Les débats artistiques prennent souvent la forme de débats juridiques. Que ce soit dans les journaux ou sur les listes de diffusion spécialisées, la question du droit semble attiser l’intérêt de chacun. Les récents débats sur la licence libre, le droit à la copie privé, le copyleft, le p2p, etc. résument les problématiques de l‘auteur, de l’oeuvre et du public. Au-delà de l’hypocrisie de ce débat qui prend la forme de la défense de l’artiste et qui, en s’appuyant sur l’industrie musicale, soutient simplement des « artistes » industriels, ce qui importe là c’est:
- Le débat juridique sur le statut de l’oeuvre numérisée et numérique peut apparaître comme une concrétisation, mais il faudrait analyser en quel sens, de la déconstruction des notions d’auteur, d’oeuvre et de public depuis les années 50 dans la sémiologie, le structuralisme et le post-structuralisme.
- Le droit a une valeur de symptôme de la conception esthétique partagée socialement, or celle-ci est profondément réactionnaire. C’est au moment même où les définitions de l’auteur et de l’oeuvre tremblent, où la séparation entre sphères privée et publique semble s’écrouler sur elle-même, que le juridique décide de les remettre à l’honneur telles des évidences incontestables et allant de soi. Il faudrait analyser précisément l’écart entre la phénoménologie de l’art actuel et sa conception idéologique dans le droit, entre le devenir problématique et la solidification du romantisme.
- Les juristes décident, sans prendre en compte l’esthétique sous-jacente de leurs résolutions, et les artistes sont mis de côté, à côté du débat. On peut remarquer qu’alors même que la réalité artistique, qui est souvent une réalité de production liée à des besoins précis, est sous-estimé, le questionnement juridique intéresse tout le monde et est au coeur des débats politico-juridiques. Ces débats dessinent donc une certaine cartographie de l’idéologie esthétique.
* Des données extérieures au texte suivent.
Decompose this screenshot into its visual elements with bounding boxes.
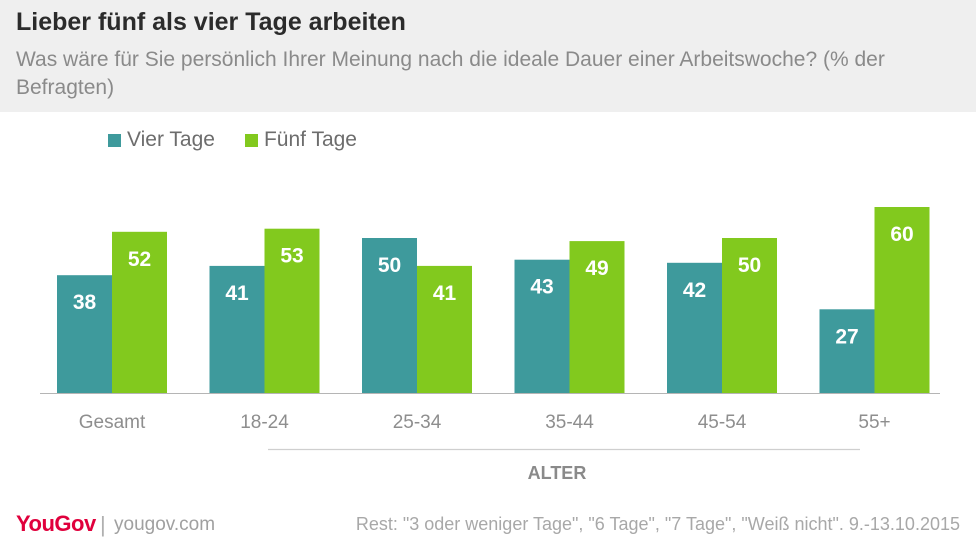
bar-vier-tage-4 [667,262,722,393]
legend-item-fuenf-tage: Fünf Tage [244,128,357,152]
bar-vier-tage-2 [362,238,417,393]
category-label-3: 35-44 [545,412,594,433]
header-band: Lieber fünf als vier Tage arbeiten Was w… [0,0,976,112]
legend-label-vier-tage: Vier Tage [127,128,215,151]
data-label-vier-tage-3: 43 [530,276,553,299]
data-label-vier-tage-4: 42 [683,279,706,302]
footer-site-link[interactable]: yougov.com [114,514,216,535]
bar-vier-tage-0 [57,275,112,393]
legend-swatch-fuenf-tage [244,133,258,147]
legend-label-fuenf-tage: Fünf Tage [263,128,357,151]
chart-subtitle: Was wäre für Sie persönlich Ihrer Meinun… [16,48,885,99]
data-label-fuenf-tage-1: 53 [280,245,303,268]
data-label-vier-tage-1: 41 [225,282,249,305]
legend: Vier Tage Fünf Tage [108,128,387,152]
bar-fuenf-tage-4 [722,238,777,393]
data-label-fuenf-tage-2: 41 [433,282,457,305]
legend-item-vier-tage: Vier Tage [108,128,215,152]
footer-note: Rest: "3 oder weniger Tage", "6 Tage", "… [355,514,960,534]
data-label-fuenf-tage-5: 60 [890,223,913,246]
bar-fuenf-tage-5 [874,207,930,393]
bar-vier-tage-5 [819,309,875,393]
footer-separator: | [100,512,106,537]
bar-fuenf-tage-2 [417,265,472,393]
legend-swatch-vier-tage [108,133,121,147]
data-label-fuenf-tage-0: 52 [128,248,151,271]
data-label-fuenf-tage-3: 49 [585,257,608,280]
bar-vier-tage-3 [514,259,570,393]
bar-fuenf-tage-3 [569,241,625,393]
data-label-vier-tage-0: 38 [73,291,97,314]
age-group-label: ALTER [528,463,587,483]
bar-vier-tage-1 [209,265,265,393]
chart-title: Lieber fünf als vier Tage arbeiten [16,8,406,36]
bar-fuenf-tage-1 [264,228,320,393]
category-label-2: 25-34 [393,412,442,433]
category-label-5: 55+ [858,412,890,433]
category-label-0: Gesamt [79,412,146,433]
bar-fuenf-tage-0 [112,231,167,393]
yougov-logo: YouGov [16,511,96,536]
data-label-vier-tage-5: 27 [835,325,858,348]
category-label-4: 45-54 [698,412,747,433]
data-label-fuenf-tage-4: 50 [738,254,761,277]
data-label-vier-tage-2: 50 [378,254,401,277]
category-label-1: 18-24 [240,412,289,433]
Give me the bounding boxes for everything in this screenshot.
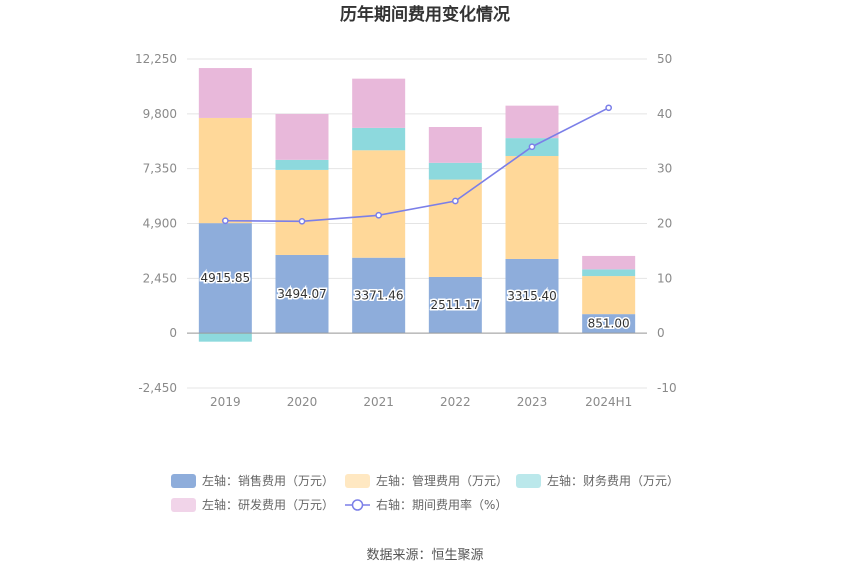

- Dans les listes de diffusion d’artistes, on voit les artistes eux-mêmes, en tout cas certains d’entre eux, se jeter sur les questions juridiques et réactiver les conceptions les plus classiques de la relation entre auteur et oeuvre. Or cette focalisation semble inversement proportionnelle à la capacité de questionner les pratiques et les esthétiques. On parle du droit pour occulter la phénoménologie de l’art. Le droit semble alors consister en un ensemble de questions préalables, c’est-à-dire en des conditions. Celles-ci sont soumises à un certain régime de discours, avec le droit on sait à quoi on a affaire: il s’agit de régler un différend par une règle de discours partageable par les deux parties. Il faudrait donc subtilement analyser la relation de ce différend à la tradition de la rhétorique depuis Aristote, comme art du discours. Et se demander quelles sont les deux parties de ce différend: le corps social versus l’art (ces deux concepts vides)?
- Le droit de l’oeuvre est plus profondément le symptôme d’une certaine conception de l’identité (qui est l’artiste? qui est le public? et d’une certaine manière qui est l’oeuvre?) et de la propriété.
- Peut-être faudrait-il (op)poser deux droits: un droit de l’oeuvre tel que nous le connaissons actuellement et un droit de l’art(iste), c’est-à-dire un droit à la production, à la création, aux moyens, à l’accès.